Hostname: page-component-cd9895bd7-p9bg8 Total loading time: 0 Render date: 2024-12-13T16:44:14.942Z Has data issue: false hasContentIssue false

A Race Apart: Insularity and Connectivity

Published online by Cambridge University Press:  18 February 2014

Barry Cunliffe
Affiliation:
Institute of Archaeology, 36 Beaumont St, Oxford OX1 2PG

Abstract

This paper seeks to re-examine the long-held view that the Celtic language developed somewhere in west central Europe and was carried westwards to the Atlantic zone, eventually reaching Ireland. An overview of the archaeological evidence for Atlantic connectivity illustrates the longue durée of community interactions along the seaways, beginning around 9000 BC, to the second quarter of the 3rd millennium. At this time mobility increased dramatically and it has been shown clearly that the Maritime Bell Beaker package spread eastwards to impact on and interact with the Battle Axe/Corded Ware tradition. Connectivity was at its most intense during the subsequent Atlantic Bronze Age until, from the 8th century BC, what had been a unified zone began to fragment into a series of regional systems. This broad archaeological scenario, with its firm chronological framework, receives more support from recent DNA studies than does the previous view, which drew heavily on ancient and (now) antiquarian views of Celticness and invasion hypotheses. It is posited that the Celtic language could in fact have emerged in the Atlantic zone and spread eastwards.

Résumé

Cette étude a été présentée comme 17ème conférence Europa en mai 2008.

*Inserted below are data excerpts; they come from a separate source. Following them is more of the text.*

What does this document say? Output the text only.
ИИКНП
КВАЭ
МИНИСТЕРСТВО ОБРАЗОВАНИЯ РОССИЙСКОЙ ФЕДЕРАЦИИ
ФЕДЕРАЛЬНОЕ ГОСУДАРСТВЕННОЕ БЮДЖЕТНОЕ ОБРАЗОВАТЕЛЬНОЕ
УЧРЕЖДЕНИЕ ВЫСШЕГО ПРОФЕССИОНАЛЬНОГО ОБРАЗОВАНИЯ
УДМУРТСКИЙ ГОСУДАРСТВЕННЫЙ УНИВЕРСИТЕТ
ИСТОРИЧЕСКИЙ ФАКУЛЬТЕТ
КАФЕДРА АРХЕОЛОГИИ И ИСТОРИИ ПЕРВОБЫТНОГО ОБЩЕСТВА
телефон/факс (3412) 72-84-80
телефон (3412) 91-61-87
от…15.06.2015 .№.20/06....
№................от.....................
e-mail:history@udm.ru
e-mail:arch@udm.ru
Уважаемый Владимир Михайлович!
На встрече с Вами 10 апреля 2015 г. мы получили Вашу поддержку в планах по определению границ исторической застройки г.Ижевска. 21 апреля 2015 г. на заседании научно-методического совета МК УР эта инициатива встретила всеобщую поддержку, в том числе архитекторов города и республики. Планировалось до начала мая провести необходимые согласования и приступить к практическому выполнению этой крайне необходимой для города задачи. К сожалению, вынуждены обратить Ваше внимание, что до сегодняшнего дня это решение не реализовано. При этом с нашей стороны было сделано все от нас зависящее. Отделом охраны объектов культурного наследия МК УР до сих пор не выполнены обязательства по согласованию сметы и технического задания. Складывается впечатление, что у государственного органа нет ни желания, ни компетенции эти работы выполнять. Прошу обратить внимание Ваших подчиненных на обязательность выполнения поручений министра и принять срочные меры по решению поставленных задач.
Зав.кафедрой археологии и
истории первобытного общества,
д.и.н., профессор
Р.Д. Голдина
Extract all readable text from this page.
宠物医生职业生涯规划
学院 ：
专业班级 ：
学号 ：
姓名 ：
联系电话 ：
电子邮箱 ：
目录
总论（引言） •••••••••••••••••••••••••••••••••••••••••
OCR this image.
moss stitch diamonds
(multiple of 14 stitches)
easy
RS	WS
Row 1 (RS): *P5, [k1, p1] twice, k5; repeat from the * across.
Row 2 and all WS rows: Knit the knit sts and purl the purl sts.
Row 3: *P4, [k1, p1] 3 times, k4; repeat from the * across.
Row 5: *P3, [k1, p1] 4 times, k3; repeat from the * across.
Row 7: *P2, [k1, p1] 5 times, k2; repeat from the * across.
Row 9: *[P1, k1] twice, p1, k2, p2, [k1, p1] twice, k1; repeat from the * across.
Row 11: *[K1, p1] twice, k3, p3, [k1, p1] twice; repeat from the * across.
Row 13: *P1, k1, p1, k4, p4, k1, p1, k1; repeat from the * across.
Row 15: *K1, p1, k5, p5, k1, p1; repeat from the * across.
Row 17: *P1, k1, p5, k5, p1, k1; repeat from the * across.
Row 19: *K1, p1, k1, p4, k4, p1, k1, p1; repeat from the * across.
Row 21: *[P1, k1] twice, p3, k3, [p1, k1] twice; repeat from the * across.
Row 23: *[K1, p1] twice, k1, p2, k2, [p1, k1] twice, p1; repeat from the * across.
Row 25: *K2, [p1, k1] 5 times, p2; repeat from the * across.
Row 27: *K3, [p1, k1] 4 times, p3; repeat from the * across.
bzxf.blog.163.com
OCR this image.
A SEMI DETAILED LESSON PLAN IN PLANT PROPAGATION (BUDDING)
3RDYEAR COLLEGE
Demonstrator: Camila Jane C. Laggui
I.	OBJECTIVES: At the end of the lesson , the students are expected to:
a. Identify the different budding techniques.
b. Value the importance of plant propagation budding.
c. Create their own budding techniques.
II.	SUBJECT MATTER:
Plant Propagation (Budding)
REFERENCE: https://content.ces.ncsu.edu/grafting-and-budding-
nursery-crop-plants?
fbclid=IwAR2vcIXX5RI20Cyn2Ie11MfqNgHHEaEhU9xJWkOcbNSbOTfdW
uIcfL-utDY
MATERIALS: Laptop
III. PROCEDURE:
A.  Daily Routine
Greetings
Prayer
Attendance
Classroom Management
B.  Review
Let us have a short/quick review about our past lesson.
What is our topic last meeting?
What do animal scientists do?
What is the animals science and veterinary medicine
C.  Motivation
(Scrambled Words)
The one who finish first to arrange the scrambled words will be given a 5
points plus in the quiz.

Cette étude cherche à ré-examiner le point de vue, accepté depuis longtemps, que la langue celte s'est développée quelque part dans l'ouest de l'Europe Centrale et à été emportée vers l'ouest jusqu'à la zone atlantique pour éventuellement atteindre l'Irlande. Une vue d'ensemble des vestiges archaéologiques pour la connectivité atlantique illustre la longue durée des interactions entre les communautés le long des voies martitimes, commençant vers 9000 av. J.-C., jusqu'au second quart du troisième millénaire. A cette époque, la mobilité a énormément augmenté et il a été clairement montré que le faciès campaniforme maritime s'est répandu vers l'est et a eu un impact et une interaction avec la culture des haches de guerre/poterie cordée. La connectivité était à son plus intense pendant l'âge du bronze atlantique qui a suivi jusqu'à ce que, à partir du 8ème siècle av.J.-C., ce qui avait été une zone unifiée commence à se fragmenter en une série de systèmes régionaux. Ce vaste scénario archéologique, avec son solide cadre chronologique, est davantage soutenu par les récentes études d'ADN que ne l'était la précédente théorie, qui reposait lourdement sur des notions anciennes et (maintenant) désuètes de celticité et des hypothèses d'invasion. On présume que la langue celte aurait pu, en fait, apparaître dans la zone atlantique et se propager vers l'est.

Résumen

Esta ponencia fue presentada como la 17a Conferencia Europa, en mayo 2008.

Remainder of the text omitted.